Hi, I have some transcriptomics data from a microorganism collected at different locations. I've been trying to perform an LRT using edgeR to test the location effect on transcription. What I want is to make a full model with all the coefficients, and compare it with a null model in which location plays no role. I thought I had the correct formulas but after the test absolutely all the features/tags are significant (with absurdly small FDR), so I must be doing something wrong. A mockup of my code is as follows:
x <- normalized_counts
site <- factor(c("a","a","b","b","c","c","d","d","e","e"))
design <- model.matrix(~ 0 + site)
y <- DGEList(counts=x,group=site)
y <- calcNormFactors(y)
y <- estimateDisp(y,design)
fit <- glmFit(y,design)
lrt <- glmLRT(fit, coef=c(1:ncol(fit$design)))

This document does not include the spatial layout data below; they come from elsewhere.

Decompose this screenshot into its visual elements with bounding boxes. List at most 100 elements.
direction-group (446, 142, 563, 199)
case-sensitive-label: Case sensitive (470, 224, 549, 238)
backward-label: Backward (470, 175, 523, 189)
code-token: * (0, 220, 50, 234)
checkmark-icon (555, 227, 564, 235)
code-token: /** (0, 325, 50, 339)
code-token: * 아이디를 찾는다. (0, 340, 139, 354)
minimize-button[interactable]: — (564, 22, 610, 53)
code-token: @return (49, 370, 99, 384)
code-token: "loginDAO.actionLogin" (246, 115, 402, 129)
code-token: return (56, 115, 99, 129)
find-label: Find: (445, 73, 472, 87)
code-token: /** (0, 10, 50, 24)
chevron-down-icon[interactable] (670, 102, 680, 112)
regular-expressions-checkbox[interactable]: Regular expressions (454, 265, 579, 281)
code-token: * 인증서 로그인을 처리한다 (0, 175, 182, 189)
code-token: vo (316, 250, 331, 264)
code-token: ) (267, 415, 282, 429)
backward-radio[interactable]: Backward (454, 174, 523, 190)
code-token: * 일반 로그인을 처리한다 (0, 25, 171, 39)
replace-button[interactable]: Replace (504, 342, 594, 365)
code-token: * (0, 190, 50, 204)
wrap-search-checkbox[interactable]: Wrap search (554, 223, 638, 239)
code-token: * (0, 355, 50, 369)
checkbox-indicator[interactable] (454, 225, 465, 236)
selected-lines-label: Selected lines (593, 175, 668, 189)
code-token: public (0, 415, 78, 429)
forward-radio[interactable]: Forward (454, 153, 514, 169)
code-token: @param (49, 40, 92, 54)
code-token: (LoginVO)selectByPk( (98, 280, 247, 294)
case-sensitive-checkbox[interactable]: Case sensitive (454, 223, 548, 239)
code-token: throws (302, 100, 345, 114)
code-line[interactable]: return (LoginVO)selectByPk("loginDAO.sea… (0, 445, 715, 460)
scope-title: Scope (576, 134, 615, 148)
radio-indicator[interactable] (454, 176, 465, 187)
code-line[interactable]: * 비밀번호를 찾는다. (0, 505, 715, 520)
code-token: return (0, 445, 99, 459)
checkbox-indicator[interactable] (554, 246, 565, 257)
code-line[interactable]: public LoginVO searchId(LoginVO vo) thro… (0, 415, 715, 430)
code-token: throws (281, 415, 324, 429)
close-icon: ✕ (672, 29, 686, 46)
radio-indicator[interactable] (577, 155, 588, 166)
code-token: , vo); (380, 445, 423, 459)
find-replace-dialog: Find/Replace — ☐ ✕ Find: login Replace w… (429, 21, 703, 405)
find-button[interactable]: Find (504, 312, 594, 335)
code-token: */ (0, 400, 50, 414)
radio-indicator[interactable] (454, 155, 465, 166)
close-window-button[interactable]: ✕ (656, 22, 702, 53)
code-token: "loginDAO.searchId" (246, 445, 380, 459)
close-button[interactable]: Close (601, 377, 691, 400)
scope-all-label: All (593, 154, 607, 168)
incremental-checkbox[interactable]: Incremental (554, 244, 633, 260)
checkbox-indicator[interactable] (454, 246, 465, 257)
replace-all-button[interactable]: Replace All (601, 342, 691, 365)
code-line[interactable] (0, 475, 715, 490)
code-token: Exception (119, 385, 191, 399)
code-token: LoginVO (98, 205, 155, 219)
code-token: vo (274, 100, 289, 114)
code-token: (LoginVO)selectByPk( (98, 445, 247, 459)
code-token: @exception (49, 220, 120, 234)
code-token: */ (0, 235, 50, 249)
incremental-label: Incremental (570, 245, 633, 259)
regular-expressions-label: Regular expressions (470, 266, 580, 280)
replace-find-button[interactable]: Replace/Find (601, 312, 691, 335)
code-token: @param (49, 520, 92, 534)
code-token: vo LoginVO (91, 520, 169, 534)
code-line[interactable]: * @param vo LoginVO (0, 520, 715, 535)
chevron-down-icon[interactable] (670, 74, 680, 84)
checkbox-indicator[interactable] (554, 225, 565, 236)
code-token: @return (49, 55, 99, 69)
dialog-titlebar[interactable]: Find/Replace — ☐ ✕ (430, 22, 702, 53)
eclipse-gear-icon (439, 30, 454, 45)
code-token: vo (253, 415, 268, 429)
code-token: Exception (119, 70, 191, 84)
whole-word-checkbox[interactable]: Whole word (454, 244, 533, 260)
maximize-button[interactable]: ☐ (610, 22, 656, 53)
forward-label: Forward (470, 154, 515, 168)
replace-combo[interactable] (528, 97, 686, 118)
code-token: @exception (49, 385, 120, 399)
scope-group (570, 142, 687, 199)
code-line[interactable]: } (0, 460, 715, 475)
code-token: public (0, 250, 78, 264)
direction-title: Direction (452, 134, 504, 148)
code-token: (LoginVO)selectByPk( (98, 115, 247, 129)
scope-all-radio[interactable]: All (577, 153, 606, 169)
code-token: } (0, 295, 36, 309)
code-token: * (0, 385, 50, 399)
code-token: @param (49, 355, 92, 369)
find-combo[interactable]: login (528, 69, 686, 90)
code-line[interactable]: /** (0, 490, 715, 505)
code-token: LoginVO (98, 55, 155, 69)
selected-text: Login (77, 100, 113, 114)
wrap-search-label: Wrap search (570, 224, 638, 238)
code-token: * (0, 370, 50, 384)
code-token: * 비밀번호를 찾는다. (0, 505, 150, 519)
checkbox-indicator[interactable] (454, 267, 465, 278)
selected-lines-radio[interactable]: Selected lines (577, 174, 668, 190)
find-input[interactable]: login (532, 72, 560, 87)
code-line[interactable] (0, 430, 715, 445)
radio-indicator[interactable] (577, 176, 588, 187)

In case anyone knows the sleuth package, I previously used the lrt implemented there with the following configuration:
so <- sleuth_prep(s2c
, ~ site
, target_mapping = t2g
, aggregation_column = "ens_gene"
, transformation_function = function(x) log2(x + 0.5)
)
so <- sleuth_fit(so)
so <- sleuth_fit(so
, ~1
, 'reduced')
so <- sleuth_lrt(so, 'reduced', 'full')
And wanted to make a similar test using edgeR. I would greately appreciate any insights.